Longevity planning encompasses a number of vitally important areas:

  • lifetime gifting of assets
  • housing
  • long term care
  • decision-making autonomy
  • income needs (and the effects of inflationary pressures)
  • taxes (individuals and couples with the bulk of their assets held in tax-deferred retirement plans will find their income significantly reduced through income taxes)

“So how should longer lifespans be addressed when setting up a trust?” is a question Amy Feldman poses in a Barron’s article titled “When Longevity Upends Trusts”. In fact, Feldman remarks, the impact of longevity on trusts and estates is only just beginning to be seen.
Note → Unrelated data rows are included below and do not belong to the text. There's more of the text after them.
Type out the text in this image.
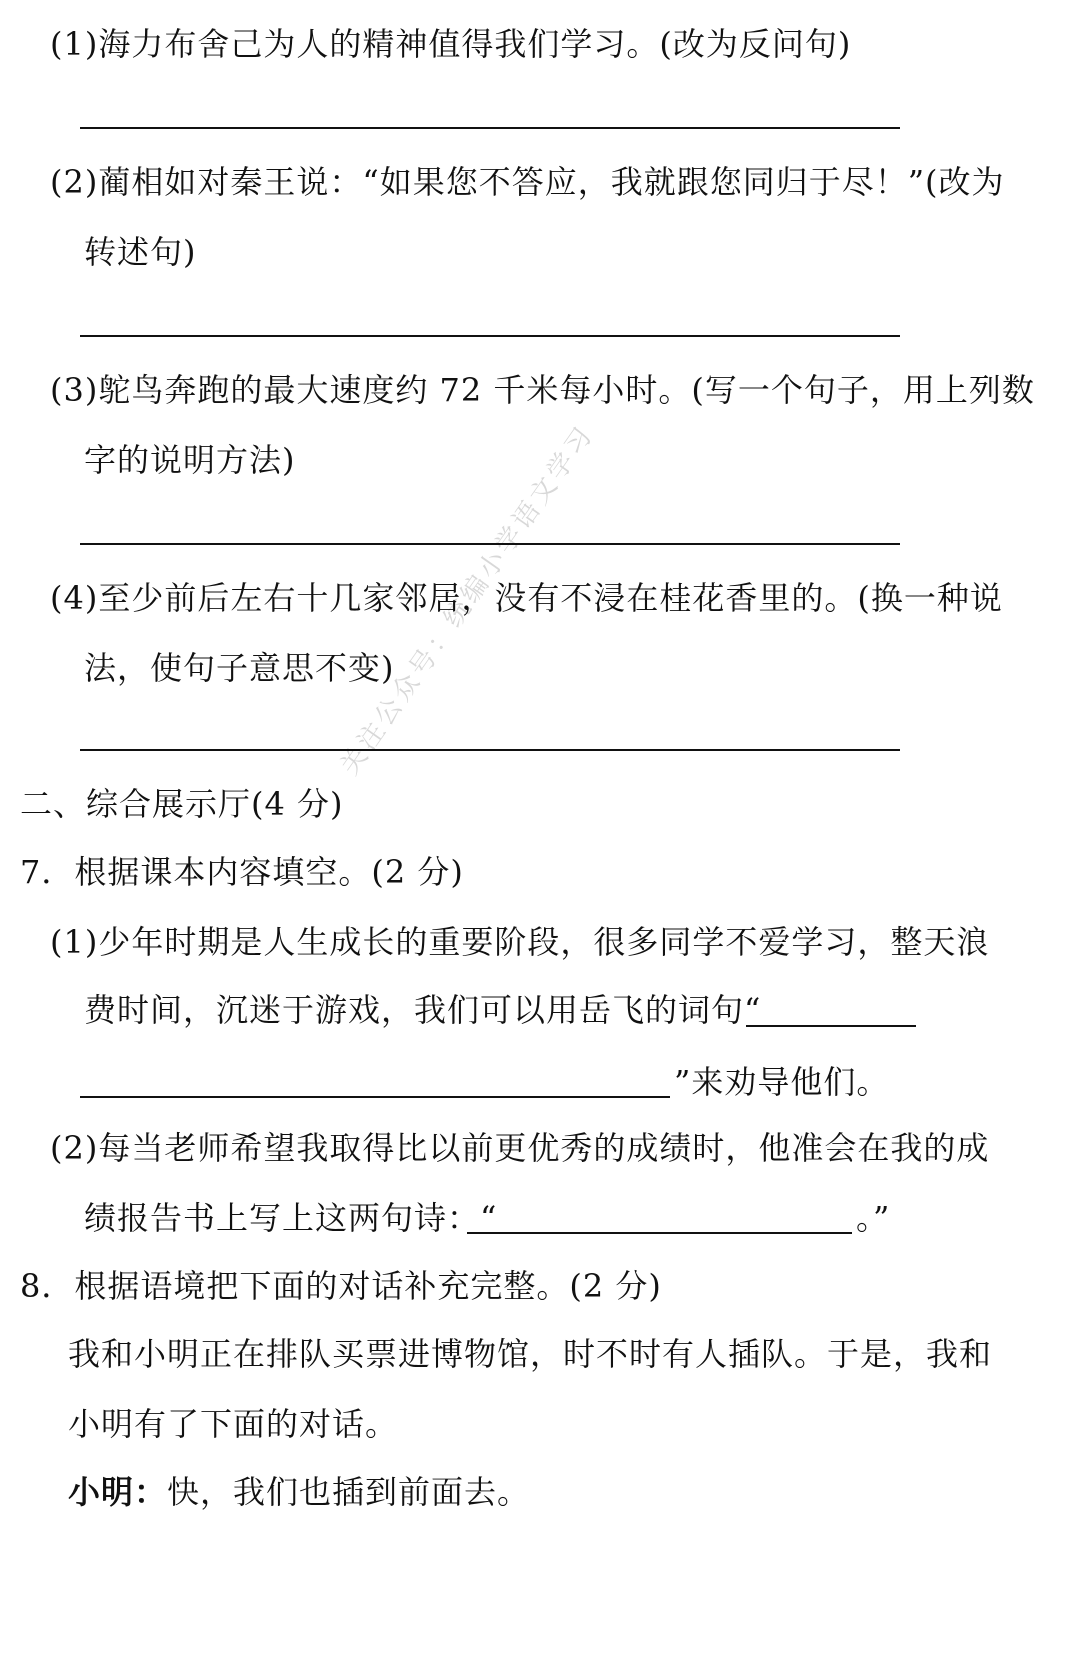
关注公众号：统编小学语文学习
(1)海力布舍己为人的精神值得我们学习。(改为反问句)
(2)蔺相如对秦王说：“如果您不答应，我就跟您同归于尽！”(改为
转述句)
(3)鸵鸟奔跑的最大速度约 72 千米每小时。(写一个句子，用上列数
字的说明方法)
(4)至少前后左右十几家邻居，没有不浸在桂花香里的。(换一种说
法，使句子意思不变)
二、综合展示厅(4 分)
7．根据课本内容填空。(2 分)
(1)少年时期是人生成长的重要阶段，很多同学不爱学习，整天浪
费时间，沉迷于游戏，我们可以用岳飞的词句“
”来劝导他们。
(2)每当老师希望我取得比以前更优秀的成绩时，他准会在我的成
绩报告书上写上这两句诗：“	。”
8．根据语境把下面的对话补充完整。(2 分)
我和小明正在排队买票进博物馆，时不时有人插队。于是，我和
小明有了下面的对话。
小明：快，我们也插到前面去。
With the longer timeframes for estate plans to “play out”, the impact of divorces and remarriages within the family even further complicate the issues. Alongside the intra-family considerations are ourside factors such as investment market uncertainties, changing legislation affecting retirement plans and estate taxation.

The core complication, though, concerns weighing how much the donors might need to support their own now longer – possibly much longer – lifestyles, while still giving as much outright while they’re alive, helping the next generation when needs manifest now.

At Rebecca W. Geyer & Associates, coping with all these planning factors dictates a “together is better” approach:

Advisors – All the advisors of a client – CPA, financial planner, insurance advisors, and estate planning professionals – need to work together to formulate and reformulate the plan as needed.

Family members – Multigenerational family conferences help acquaint the younger generation with the members of the advisory team and allow the clients to openly share with loved ones the values and assumptions – along with the issues – that have gone into creating the estate plan.

Retirement planning is turning 100 – use planning turns that into a positive!